I feel it can be more important to be confident than right, in the moment, but once that moment is over you want to correct yourself and let others know that you were wrong about x, y, or z.
Eheran@lemmy.world 1 day ago
How can that be more important? What moment?
InputZero@lemmy.world 1 day ago
Example from my week, training. This week I was training some fresh employees, one of them asked a really good question which I didn’t have an answer to at the time. I told them as much and said I’ll come back to them after the session to find an answer to their question. They were unhappy with my answer but I had a class full of people who want to get back out to do their work. The best thing to do was move on, get everyone else going then follow-up. Which I did and I learned something. My point being, sometimes it’s better to be wrong and move on than to stop everything to answer a single question. Experience has informed me what questions I have to take immediately and what ones I can circle back to.
frostedtrailblazer@lemmy.zip 1 day ago
There’s lot of examples I can think of where it can be go both ways.

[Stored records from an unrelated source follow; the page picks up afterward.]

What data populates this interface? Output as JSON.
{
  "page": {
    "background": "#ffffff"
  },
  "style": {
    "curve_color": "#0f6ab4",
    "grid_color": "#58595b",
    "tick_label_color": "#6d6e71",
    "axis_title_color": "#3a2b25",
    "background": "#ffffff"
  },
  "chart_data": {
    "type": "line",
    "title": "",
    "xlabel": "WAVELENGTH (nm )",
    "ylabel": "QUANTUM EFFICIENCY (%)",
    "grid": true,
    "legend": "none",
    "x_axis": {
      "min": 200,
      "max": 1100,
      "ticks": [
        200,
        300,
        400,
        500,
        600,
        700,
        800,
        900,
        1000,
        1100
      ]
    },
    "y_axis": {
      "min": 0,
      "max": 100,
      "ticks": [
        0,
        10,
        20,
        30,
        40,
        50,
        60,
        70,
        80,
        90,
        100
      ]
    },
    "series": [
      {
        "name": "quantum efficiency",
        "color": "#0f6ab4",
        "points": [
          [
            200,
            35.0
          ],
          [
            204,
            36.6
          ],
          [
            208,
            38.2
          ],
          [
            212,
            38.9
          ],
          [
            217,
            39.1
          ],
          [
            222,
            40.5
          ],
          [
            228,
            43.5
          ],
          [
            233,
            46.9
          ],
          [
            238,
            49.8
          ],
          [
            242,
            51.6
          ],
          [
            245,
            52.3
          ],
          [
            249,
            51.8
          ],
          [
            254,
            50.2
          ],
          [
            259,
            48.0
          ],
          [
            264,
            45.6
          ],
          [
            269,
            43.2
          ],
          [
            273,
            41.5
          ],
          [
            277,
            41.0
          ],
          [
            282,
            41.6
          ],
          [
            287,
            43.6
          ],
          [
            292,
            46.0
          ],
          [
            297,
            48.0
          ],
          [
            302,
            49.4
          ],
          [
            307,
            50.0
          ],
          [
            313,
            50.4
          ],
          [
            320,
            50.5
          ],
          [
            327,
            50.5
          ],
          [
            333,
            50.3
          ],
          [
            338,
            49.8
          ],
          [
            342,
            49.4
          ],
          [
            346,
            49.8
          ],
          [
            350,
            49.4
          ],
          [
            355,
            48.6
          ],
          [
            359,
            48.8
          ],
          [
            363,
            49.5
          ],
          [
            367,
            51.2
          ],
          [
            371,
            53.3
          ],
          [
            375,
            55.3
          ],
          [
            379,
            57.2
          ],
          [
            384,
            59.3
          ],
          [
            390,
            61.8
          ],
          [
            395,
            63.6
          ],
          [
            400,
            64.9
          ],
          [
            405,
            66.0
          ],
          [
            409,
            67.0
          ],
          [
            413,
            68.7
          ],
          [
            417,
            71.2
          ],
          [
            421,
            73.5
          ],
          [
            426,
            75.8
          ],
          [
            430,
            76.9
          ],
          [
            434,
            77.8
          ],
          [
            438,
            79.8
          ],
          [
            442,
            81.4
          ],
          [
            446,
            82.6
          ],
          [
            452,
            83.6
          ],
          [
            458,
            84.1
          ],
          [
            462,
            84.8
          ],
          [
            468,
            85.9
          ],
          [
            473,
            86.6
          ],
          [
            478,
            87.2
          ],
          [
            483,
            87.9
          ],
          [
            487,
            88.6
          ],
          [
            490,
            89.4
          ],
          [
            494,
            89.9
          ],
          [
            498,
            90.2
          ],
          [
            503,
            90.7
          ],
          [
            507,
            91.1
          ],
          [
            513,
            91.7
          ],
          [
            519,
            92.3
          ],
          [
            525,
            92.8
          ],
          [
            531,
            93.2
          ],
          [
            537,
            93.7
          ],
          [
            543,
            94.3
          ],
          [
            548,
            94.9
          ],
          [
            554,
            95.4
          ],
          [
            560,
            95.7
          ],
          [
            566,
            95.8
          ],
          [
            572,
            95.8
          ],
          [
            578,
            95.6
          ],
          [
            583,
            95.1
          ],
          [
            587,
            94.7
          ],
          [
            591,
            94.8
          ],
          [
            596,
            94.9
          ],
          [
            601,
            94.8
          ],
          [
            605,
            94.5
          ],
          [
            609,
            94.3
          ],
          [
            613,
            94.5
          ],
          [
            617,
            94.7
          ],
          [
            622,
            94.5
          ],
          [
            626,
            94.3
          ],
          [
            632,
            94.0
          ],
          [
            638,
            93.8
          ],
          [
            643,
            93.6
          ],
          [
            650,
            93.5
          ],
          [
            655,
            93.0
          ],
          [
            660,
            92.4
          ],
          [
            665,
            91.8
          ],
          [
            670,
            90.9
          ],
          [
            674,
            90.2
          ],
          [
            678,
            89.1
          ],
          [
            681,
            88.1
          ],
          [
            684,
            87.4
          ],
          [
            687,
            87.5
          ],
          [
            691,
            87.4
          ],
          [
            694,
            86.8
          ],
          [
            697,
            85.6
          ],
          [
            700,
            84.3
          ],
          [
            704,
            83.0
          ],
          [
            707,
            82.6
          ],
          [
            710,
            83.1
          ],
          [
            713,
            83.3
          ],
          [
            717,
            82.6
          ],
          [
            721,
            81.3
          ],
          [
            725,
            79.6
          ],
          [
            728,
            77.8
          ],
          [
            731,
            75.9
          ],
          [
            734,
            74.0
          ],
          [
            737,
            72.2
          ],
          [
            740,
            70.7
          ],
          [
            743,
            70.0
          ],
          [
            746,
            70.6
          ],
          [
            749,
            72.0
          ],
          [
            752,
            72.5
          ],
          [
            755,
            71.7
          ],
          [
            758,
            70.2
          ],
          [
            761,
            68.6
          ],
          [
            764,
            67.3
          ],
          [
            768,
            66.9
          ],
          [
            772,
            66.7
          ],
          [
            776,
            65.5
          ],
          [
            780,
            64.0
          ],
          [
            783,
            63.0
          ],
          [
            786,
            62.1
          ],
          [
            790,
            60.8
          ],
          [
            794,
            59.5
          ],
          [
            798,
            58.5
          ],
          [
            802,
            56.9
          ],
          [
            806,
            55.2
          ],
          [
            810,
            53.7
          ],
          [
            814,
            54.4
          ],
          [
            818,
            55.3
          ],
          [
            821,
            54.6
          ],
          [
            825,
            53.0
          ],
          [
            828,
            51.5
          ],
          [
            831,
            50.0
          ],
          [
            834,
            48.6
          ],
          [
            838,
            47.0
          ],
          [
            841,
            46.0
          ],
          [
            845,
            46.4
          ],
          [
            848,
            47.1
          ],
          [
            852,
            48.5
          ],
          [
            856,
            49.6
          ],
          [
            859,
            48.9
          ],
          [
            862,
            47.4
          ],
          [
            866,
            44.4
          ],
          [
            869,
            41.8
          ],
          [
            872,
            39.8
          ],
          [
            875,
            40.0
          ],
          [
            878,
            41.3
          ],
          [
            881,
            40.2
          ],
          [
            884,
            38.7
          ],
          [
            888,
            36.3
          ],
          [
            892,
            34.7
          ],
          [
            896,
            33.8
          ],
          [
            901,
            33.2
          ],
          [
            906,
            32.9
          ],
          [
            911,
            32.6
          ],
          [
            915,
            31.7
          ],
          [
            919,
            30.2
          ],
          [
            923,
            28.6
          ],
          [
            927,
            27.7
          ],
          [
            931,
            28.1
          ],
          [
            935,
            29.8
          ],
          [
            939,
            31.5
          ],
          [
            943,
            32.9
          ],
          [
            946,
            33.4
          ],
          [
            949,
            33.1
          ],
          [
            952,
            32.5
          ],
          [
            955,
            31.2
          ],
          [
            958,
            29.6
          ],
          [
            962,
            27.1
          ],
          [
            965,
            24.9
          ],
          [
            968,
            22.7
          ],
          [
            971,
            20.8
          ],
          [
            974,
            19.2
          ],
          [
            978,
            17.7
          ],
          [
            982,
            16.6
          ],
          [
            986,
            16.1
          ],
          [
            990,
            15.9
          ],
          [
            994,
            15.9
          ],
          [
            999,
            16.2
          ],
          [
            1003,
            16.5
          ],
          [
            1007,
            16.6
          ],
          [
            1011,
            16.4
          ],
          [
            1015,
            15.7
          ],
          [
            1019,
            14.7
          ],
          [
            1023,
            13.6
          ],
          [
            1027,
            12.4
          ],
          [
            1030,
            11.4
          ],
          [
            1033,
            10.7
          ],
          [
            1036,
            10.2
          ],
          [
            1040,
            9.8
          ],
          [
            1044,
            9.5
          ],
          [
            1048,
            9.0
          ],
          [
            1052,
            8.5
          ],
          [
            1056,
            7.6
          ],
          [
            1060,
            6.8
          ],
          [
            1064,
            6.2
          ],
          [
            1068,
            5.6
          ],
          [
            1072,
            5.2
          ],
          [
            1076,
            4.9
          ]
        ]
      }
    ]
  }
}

In an sport for instance the optimal play can be worse if not everyone is on the same page, so sometimes the decent play where everyone is on the same same page is the one a leader would want to be pushing for.
In an emergency, having a leader giving directions to keep people calm and organized can matter even if it’s not the optimal way of handling things. The opposite can be true too there though, for example if a leader is trying to have people put out a fire with a rag, water, or a broom when a fire extinguisher in present then the individual that thinks to grab and use the fire extinguisher could be demonstrating that there are times when it makes sense to override the leader.
The leader above is still doing the right thing by tackling the problem the only way they know how in the moment, but as individuals we need to be able to know when we should go along with the plan the leader puts forward or when to break from that plan.